Moreover, the national staff will continue a remote or hybrid work model, further reducing carbon emissions through reduced travel and lower utility costs for lighting, heating and AC. The U.S. Environmental Protection Agency estimates that by working remotely, workers in the U.S. can avoid emitting 3.5 million tons of greenhouse gasses every year.
At the 33rd General Synod in July, the Cornerstone Fund, a financial ministry of the UCC that provides low-cost financing and investment options to UCC churches, announced the Creation Care Loan Program. This program – funded by the National setting, the Wisconsin Conference and the Council for Health & Human Service Ministries – is specifically dedicated to environmental justice efforts and allows Cornerstone to offer lower subsidized loan rates to UCC affiliates. The program is already in effect, allowing, for example, Christ UCC Church in Dupo, Illinois, to install solar panels via a $79,000 loan. Christ UCC joins hundreds of other UCC churches that have installed solar panels at their churches, dramatically reducing their carbon footprint.
Across the country, many UCC churches have taken steps to become more energy-efficient and zero-carbon churches. Many have joined the Cool Congregations program and are preventing global warming by switching to renewable energy, upgrading the insulation systems and using energy-efficient light bulbs.
Several United Church Funds (UCF) clients have also taken concrete actions related to climate justice:
As a faith-based and values-aligned investor, UCF is proud to continue our mission of managing our clients’ investments in environmentally responsible ways and actively collaborating with our clients and partners to help achieve climate justice.

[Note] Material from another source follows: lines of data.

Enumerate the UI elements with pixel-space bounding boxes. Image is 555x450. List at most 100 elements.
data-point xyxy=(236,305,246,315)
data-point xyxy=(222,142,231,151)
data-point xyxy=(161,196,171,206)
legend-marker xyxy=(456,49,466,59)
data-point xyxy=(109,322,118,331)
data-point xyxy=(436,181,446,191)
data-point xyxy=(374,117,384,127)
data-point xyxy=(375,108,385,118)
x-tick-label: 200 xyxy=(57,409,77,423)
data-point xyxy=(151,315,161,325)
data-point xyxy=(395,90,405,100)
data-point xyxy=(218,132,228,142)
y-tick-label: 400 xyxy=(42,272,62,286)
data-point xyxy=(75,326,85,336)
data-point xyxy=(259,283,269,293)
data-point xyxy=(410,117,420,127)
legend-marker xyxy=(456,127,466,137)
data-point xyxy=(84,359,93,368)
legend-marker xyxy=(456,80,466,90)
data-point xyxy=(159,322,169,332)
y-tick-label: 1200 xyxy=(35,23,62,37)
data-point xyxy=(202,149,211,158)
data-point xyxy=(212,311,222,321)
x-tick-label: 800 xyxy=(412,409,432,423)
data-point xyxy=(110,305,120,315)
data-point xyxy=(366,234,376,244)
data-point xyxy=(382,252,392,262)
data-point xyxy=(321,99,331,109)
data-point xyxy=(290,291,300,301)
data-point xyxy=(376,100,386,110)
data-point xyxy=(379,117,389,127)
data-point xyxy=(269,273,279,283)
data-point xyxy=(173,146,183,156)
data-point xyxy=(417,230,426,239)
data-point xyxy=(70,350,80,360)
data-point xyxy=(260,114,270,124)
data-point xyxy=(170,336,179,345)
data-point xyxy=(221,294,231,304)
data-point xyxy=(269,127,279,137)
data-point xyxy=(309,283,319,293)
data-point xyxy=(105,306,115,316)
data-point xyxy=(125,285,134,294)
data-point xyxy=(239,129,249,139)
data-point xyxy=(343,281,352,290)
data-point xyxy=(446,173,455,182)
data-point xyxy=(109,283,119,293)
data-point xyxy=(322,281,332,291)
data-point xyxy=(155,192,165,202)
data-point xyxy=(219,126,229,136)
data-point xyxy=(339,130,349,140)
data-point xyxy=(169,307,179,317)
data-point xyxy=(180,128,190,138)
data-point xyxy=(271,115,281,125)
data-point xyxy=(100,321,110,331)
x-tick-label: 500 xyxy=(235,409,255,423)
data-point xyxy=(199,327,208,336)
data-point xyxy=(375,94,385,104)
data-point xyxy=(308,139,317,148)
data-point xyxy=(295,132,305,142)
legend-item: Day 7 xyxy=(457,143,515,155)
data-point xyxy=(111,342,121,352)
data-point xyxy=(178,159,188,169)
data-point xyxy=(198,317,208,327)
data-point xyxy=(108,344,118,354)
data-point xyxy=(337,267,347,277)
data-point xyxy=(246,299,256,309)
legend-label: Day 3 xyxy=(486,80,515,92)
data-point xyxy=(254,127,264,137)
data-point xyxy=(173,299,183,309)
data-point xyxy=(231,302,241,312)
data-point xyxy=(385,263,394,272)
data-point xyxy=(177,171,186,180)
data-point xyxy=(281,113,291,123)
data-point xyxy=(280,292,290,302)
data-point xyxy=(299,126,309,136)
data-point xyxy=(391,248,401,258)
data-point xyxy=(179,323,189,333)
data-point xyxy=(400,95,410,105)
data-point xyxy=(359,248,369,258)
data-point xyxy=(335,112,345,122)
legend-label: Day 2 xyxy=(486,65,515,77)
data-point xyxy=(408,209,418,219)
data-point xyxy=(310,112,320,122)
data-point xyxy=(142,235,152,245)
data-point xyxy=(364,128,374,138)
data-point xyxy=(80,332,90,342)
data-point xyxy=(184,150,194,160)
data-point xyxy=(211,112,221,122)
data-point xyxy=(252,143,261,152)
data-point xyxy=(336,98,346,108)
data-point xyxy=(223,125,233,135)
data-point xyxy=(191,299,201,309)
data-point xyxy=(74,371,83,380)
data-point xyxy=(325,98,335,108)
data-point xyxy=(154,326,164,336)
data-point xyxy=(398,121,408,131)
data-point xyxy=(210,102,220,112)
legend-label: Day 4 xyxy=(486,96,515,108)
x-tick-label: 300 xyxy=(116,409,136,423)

UCF is proud of our efforts and legacy of bringing climate-saving solutions to the marketplace and our investors. Yet we also recognize that so much more needs to be done. We want to see more corporations across the globe take concrete action to protect our planet. Therefore, we will continue to engage and collaborate with our partners and investors to create positive and lasting change for our planet and protect Creation.